The Supreme Court has ordered former Vice President Joice Mujuru and her company, Ruzirun Investments to settle US$226 000 owed to farming equipment procuring company, Peppy Motors owned by Sabrina and Tony Sarpo.
Parties have been at loggerheads over the debt which has been outstanding since 2015.
Following a protracted legal battle, Mujuru was ordered to pay the debt by the High Court but failed to do so resulting in her property being attached.
She then successfully appealed against the High Court decision prompting Tony and Sabrina to appeal at the Supreme court.
According to court papers, sometime in 2012, the Sarpos obtained a loan from Steward Bank which they used to obtain various farming machinery.
They sold the equipment to Mujuru's company and an agreement of sale was entered into on July 25, 2015.
Mujuru failed to honour the agreement and the couple issued summons under HC2954/18 for payment of outstanding amounts and interests.
Parties had entered into a deed of settlement on May 25, 2019 after Statutory Instrument 33 of 2019 had been gazetted.
Mujuru interpreted that the debt, though denominated in US$, could be paid in RTGS dollars.
First payment of ZW$76 000 was made on June 5 2019.
Four days later, Mujuru requested payment at interbank rate.Peppy Motors argued that parties entered into a consent order denominated in USD which at the time was legal tender.
The company also argued that payment was supposed to be at the prevailing interbank rate.
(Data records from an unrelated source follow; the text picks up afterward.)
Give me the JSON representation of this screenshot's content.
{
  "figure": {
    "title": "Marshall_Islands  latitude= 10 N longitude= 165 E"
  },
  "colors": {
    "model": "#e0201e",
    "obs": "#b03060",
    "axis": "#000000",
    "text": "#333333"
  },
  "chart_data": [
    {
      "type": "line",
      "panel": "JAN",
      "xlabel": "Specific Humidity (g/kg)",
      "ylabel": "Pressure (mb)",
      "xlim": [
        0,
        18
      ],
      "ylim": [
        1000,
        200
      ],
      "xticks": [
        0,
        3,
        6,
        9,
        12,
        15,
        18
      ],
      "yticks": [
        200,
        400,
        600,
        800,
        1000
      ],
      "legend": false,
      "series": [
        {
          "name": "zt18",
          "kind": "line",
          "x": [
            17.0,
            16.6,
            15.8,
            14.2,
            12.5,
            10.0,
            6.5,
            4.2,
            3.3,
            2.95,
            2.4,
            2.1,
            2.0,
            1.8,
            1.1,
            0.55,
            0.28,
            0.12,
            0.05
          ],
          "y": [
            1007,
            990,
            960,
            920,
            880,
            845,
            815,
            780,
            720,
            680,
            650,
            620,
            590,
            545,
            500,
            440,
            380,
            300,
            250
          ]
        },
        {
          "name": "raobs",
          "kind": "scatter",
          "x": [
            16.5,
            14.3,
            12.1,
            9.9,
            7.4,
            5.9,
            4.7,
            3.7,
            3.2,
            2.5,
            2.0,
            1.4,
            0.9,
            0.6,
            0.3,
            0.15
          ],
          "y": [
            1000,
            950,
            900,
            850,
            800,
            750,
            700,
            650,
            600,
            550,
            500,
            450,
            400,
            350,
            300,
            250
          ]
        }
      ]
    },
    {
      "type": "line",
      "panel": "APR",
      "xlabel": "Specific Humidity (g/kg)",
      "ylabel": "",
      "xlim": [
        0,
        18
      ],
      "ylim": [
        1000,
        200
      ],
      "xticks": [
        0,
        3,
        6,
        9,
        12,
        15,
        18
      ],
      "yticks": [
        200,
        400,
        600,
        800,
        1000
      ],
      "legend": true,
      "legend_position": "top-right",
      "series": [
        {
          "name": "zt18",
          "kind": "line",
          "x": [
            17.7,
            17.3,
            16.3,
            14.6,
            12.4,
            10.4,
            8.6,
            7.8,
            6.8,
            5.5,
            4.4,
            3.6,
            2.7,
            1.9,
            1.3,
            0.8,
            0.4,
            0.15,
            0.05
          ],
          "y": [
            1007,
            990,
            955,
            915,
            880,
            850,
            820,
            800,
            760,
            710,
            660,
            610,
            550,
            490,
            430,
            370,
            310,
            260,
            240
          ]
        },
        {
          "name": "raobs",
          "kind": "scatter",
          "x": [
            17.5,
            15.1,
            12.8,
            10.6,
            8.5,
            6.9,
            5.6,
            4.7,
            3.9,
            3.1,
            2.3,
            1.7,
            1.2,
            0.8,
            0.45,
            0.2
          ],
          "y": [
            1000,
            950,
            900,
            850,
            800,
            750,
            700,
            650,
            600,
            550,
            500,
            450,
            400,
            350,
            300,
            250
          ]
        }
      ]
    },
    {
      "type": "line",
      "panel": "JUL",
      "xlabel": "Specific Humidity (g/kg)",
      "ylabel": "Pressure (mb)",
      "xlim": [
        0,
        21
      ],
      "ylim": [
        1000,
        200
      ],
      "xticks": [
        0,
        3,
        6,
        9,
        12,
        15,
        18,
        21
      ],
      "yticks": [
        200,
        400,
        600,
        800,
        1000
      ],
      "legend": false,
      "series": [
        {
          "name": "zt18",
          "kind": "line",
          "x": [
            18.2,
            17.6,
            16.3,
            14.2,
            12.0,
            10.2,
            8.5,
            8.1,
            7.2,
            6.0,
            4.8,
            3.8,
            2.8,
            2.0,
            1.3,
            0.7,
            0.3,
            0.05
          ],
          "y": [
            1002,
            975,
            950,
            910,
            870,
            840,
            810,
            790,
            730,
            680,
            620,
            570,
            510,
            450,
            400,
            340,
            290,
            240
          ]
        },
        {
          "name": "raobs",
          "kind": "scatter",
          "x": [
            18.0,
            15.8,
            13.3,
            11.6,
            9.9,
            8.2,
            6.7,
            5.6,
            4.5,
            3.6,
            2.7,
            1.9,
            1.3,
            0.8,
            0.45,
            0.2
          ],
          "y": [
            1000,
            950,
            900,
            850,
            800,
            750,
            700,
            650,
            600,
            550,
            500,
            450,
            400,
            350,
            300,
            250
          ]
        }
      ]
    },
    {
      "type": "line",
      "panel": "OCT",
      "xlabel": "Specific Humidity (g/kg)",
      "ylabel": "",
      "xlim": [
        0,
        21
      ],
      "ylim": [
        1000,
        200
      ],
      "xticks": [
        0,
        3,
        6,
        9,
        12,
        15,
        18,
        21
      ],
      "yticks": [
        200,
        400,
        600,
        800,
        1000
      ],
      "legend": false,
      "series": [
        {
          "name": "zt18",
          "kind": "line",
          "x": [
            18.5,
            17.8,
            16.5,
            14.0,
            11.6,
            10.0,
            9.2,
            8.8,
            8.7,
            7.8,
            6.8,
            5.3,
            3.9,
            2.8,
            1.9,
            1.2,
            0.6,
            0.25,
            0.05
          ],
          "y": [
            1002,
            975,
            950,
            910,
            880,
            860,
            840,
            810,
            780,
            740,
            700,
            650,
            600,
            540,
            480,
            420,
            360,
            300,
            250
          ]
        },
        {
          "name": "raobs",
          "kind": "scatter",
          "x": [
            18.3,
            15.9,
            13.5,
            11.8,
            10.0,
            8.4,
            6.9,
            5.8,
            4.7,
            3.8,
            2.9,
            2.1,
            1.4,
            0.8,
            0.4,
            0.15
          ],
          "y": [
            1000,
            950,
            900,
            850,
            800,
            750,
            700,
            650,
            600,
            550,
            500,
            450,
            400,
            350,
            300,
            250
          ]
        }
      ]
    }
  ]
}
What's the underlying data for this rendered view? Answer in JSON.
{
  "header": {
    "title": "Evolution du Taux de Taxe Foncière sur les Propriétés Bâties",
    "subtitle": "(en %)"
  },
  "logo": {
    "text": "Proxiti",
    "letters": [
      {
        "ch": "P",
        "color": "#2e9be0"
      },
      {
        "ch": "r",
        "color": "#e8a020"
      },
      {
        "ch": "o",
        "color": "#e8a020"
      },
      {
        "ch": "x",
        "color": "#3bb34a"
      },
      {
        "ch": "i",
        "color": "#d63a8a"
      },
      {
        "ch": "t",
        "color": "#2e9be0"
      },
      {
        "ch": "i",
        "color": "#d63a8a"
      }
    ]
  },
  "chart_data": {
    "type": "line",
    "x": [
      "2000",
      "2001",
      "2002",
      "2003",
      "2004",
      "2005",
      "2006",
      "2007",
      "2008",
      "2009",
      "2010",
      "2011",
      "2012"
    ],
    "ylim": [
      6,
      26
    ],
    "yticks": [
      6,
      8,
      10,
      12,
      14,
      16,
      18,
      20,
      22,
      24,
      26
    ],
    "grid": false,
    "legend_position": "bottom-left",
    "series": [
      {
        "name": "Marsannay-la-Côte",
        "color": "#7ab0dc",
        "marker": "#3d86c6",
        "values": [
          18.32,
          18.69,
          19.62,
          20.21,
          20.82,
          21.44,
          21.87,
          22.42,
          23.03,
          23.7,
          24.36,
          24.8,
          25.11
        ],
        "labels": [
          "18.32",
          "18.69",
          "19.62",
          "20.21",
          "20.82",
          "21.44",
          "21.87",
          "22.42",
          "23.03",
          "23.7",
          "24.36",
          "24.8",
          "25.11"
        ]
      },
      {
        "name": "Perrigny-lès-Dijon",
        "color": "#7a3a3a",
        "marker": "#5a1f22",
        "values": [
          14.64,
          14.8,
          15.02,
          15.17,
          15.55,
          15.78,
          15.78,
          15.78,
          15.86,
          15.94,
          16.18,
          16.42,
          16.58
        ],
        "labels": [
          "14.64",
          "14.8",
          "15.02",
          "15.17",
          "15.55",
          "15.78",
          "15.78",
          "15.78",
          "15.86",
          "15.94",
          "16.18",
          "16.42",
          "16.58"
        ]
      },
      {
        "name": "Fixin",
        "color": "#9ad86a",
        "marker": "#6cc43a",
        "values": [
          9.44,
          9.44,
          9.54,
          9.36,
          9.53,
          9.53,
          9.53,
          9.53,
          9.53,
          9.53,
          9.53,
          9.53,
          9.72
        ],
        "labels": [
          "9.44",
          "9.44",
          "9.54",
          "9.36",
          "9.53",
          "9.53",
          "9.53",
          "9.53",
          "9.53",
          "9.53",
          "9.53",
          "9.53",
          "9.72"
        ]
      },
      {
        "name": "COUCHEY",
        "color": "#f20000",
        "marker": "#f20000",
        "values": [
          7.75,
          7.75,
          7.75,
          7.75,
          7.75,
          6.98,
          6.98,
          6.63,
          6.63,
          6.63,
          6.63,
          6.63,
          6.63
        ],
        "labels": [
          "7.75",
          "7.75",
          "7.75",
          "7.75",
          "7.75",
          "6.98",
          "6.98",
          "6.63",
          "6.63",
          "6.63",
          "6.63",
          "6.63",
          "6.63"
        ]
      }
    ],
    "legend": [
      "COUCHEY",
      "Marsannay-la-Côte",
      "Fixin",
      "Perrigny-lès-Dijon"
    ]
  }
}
In their appeal they submitted that the court erred at law and grossly misdirected itself in finding that the Deed of Settlement entered into by the parties on 20 May 2019 and consent order granted on 20 May 2018 fell within the provisions of S.I. 33 of 2019 notwithstanding the deed of settlement and consent order having been entered and granted respectively after the effective date of S.I. 33 of 2019.
The Supreme Court upheld Peppy motors arguments ruling that the High Court had erred in allowing Mujuru to pay in RTGS at a rate of one as to one.The judges said the argument by Mujuru that the deed of settlement and the consent order were merely based on the agreement of sale executed in 2014 therefore lacks merit.
"The court a quo therefore erred when it held that the order by consent did not create any new liabilities but merely pronounced on the existing liabilities of the respondents.
"The respondents were therefore required to discharge their indebtedness by converting the United States dollar judgment to RTGs dollars at the prevailing interbank rate.
"Payment made by the respondents at the one-to-one rate therefore did not discharge their indebtedness to the appellants. It merely constituted part payment with the balance remaining due and payable.
"We therefore find that this appeal has merit and ought to succeed," ruled the Supreme Court.
Mujuru and her company were also slapped with costs.